# 1937 Hawthorne



## TheFizzer (Feb 14, 2014)

I saw this really cool 37 Hawthorne for sale but really don't know what a good price to pay for it is.


----------



## rollfaster (Feb 14, 2014)

Very nice zep. One of my favorites.300.00- 500.00. Let us know if you pick it up.


----------



## prewarkid (Feb 14, 2014)

*Condition*

If it has original paint I would pay $500-$800


----------



## TheFizzer (Feb 14, 2014)

He is asking $1,200 for it.


----------



## TheFizzer (Feb 14, 2014)

Just talked to him & I could pick it up for $900 but I think that's just a little more than I wanna spend.


----------



## frankster41 (Feb 14, 2014)

Look more Rollfast to me. Chainring and horizontal gills in tank and wrong rack chainguard missing. No worth $1200.   More like $300 - $500


----------



## TheFizzer (Feb 14, 2014)

Here's another pic of it.


----------



## prewarkid (Feb 14, 2014)

*Beautiful color combo.*



TheFizzer said:


> Here's another pic of it.




Great looking bike!!!!   I love the color combo.  Something you don't see everyday.


----------



## rustjunkie (Feb 14, 2014)

$900 seems close for this ~1939 Cadet Motobike given the condition and color of paint; that green is killer and the striping too.
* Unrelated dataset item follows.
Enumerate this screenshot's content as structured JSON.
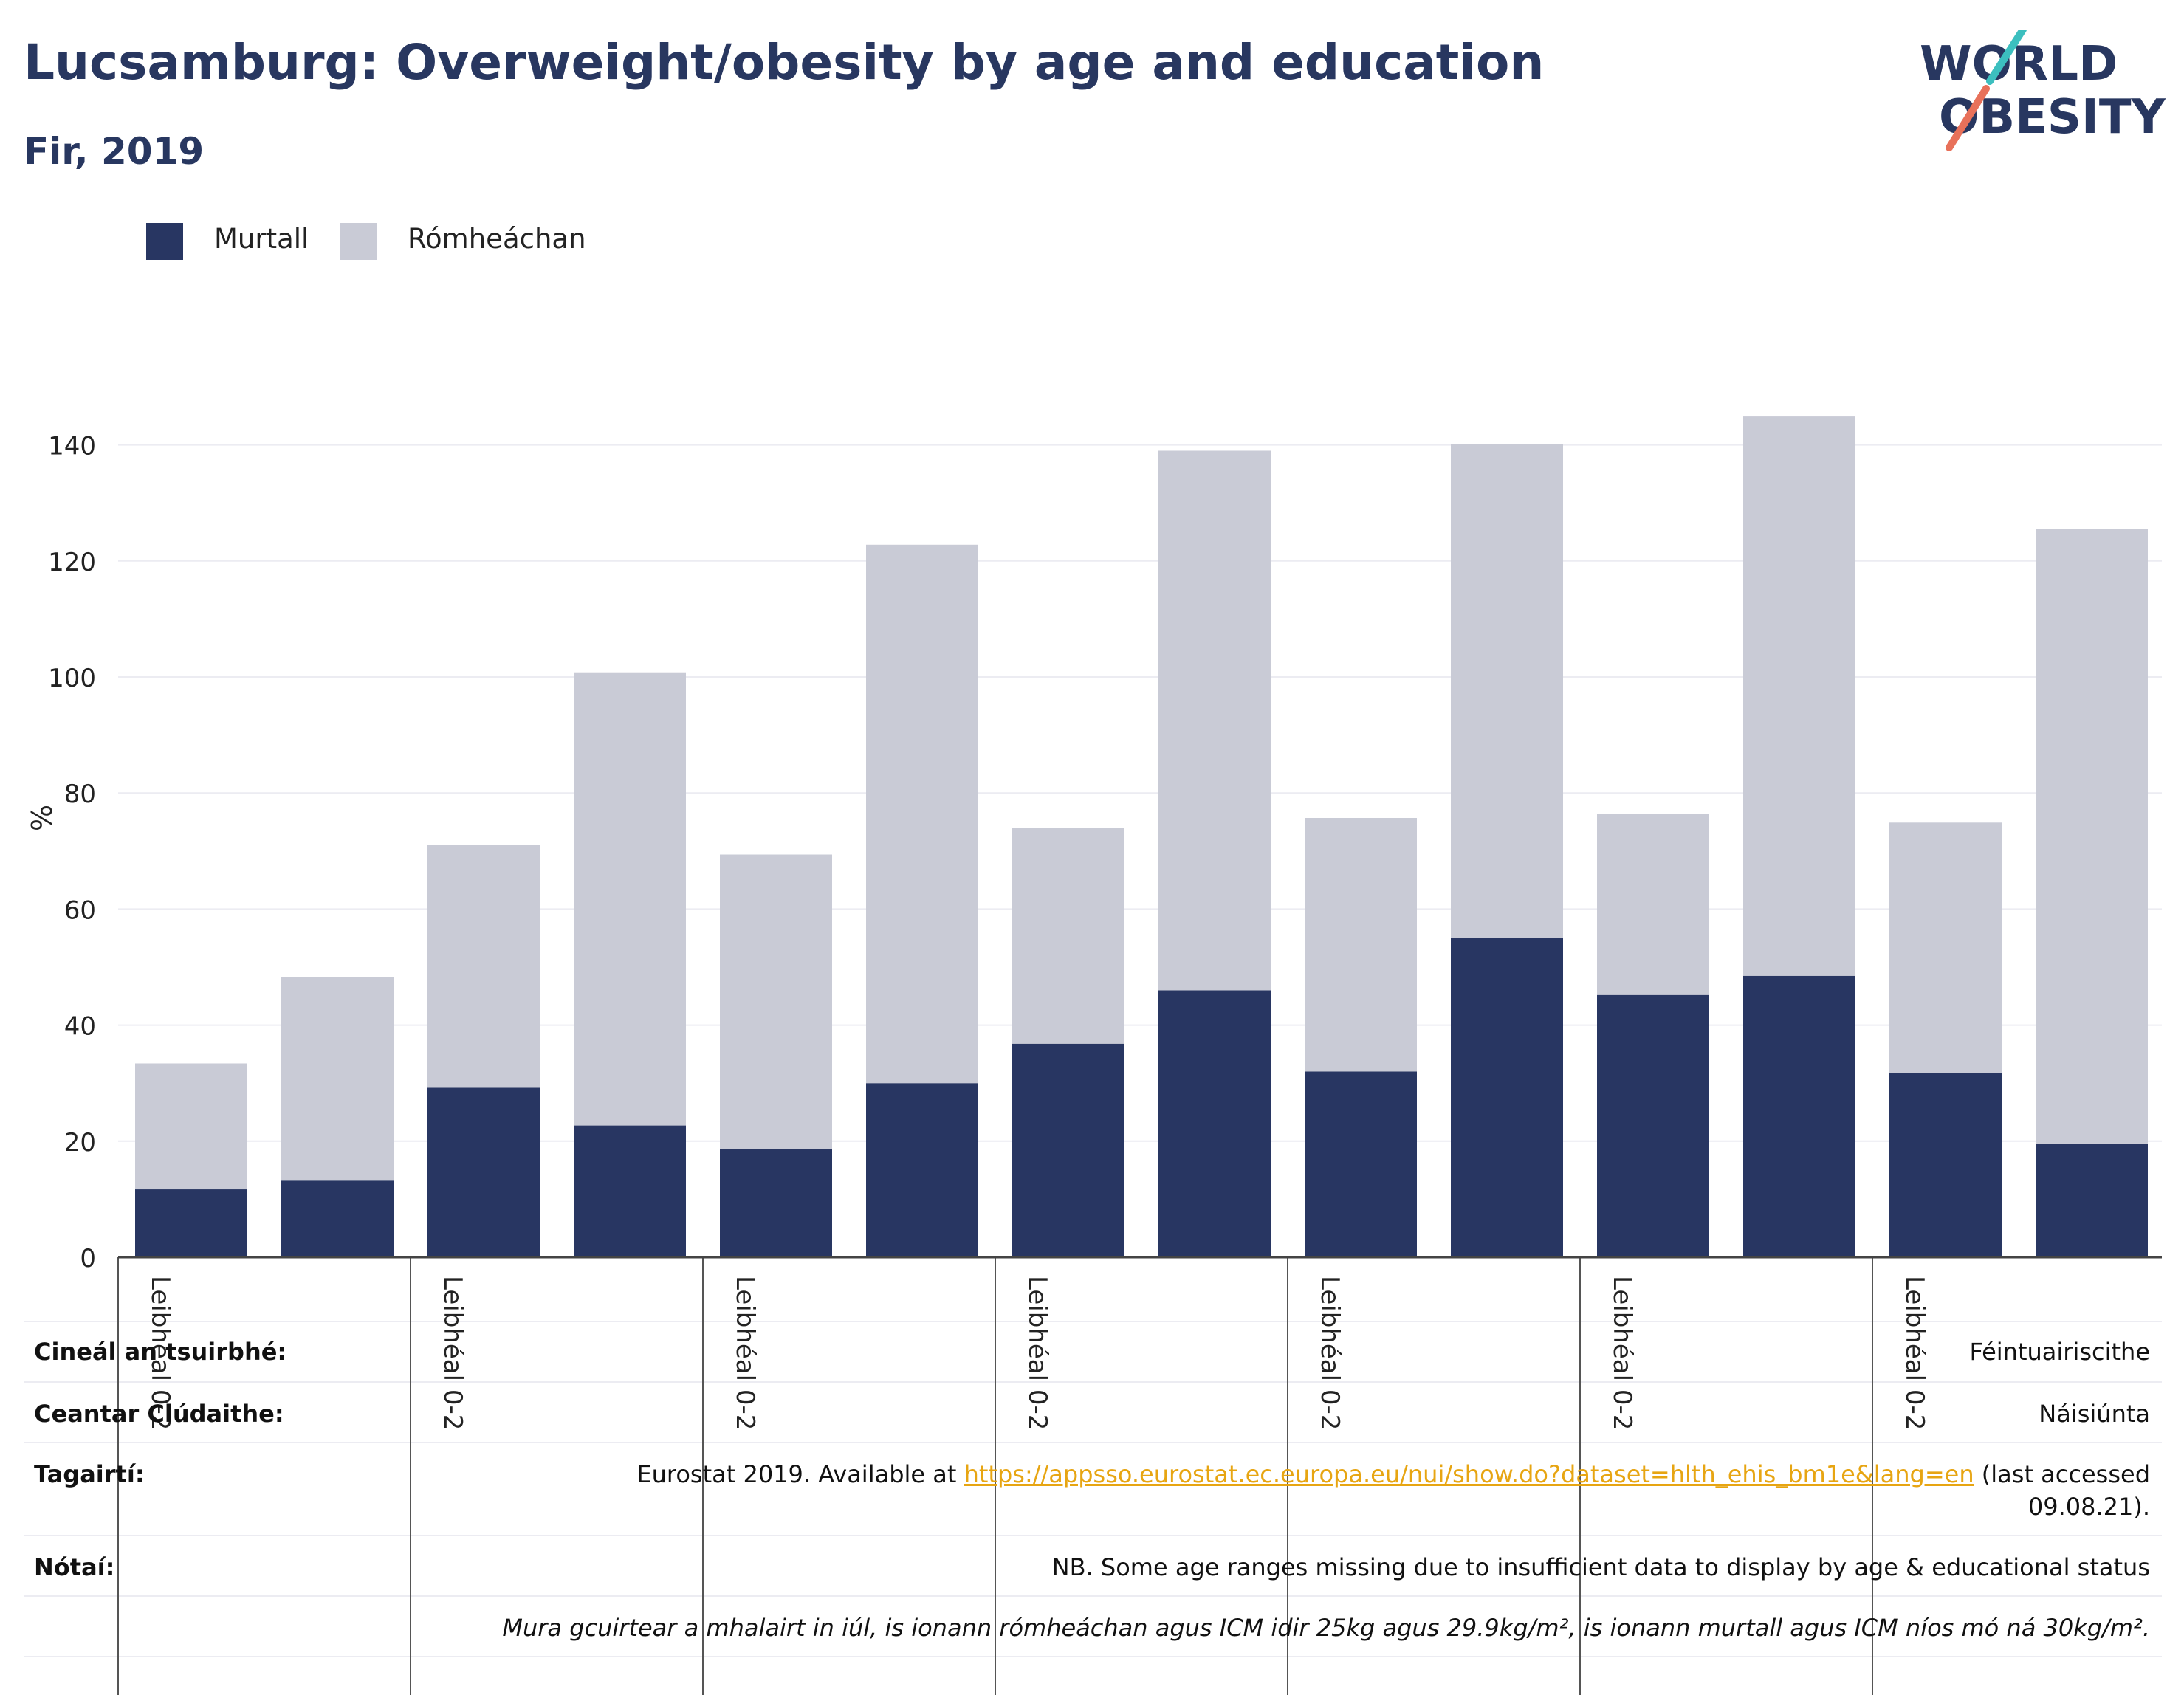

May be missing the chainguard, and the carrier is a replacement. Front wheel may not match the rear? If the carrier was present and the wheels match, $900 wouldn't seem unreasonable.


----------



## Walker (Feb 14, 2014)

Dogleg crank so it probably is missing the chainguard.  Nice looking bike though!


----------



## rustjunkie (Feb 14, 2014)

Walker said:


> Dogleg crank so it probably is missing the chainguard.




AFAIK these Motobikes all came with the same crank, CG or no. Here's pics, including one that looks similar to that in the OP, one exception being that it is an earlier model:


----------



## TheFizzer (Feb 14, 2014)

I have one last pic of the bike.  Not sure about the bars & grips either.  Supposedly this is a one owner bike.


----------



## frankster41 (Feb 14, 2014)

This was posted in the for sale section for $900 and ended up getting parted out within the last month a nice original
http://thecabe.com/vbulletin/showthread.php?40192-prewar-Rollfast-Zep-ish-project&highlight=rollfast


----------



## rustjunkie (Feb 14, 2014)

TheFizzer said:


> I have one last pic of the bike.  Not sure about the bars & grips either.  Supposedly this is a one owner bike.




Looks like the fender has been painted ivory?


----------



## vincev (Feb 14, 2014)

I would be happy at $750


----------



## RustyK (Feb 15, 2014)

The paint is really sweet on this one.


----------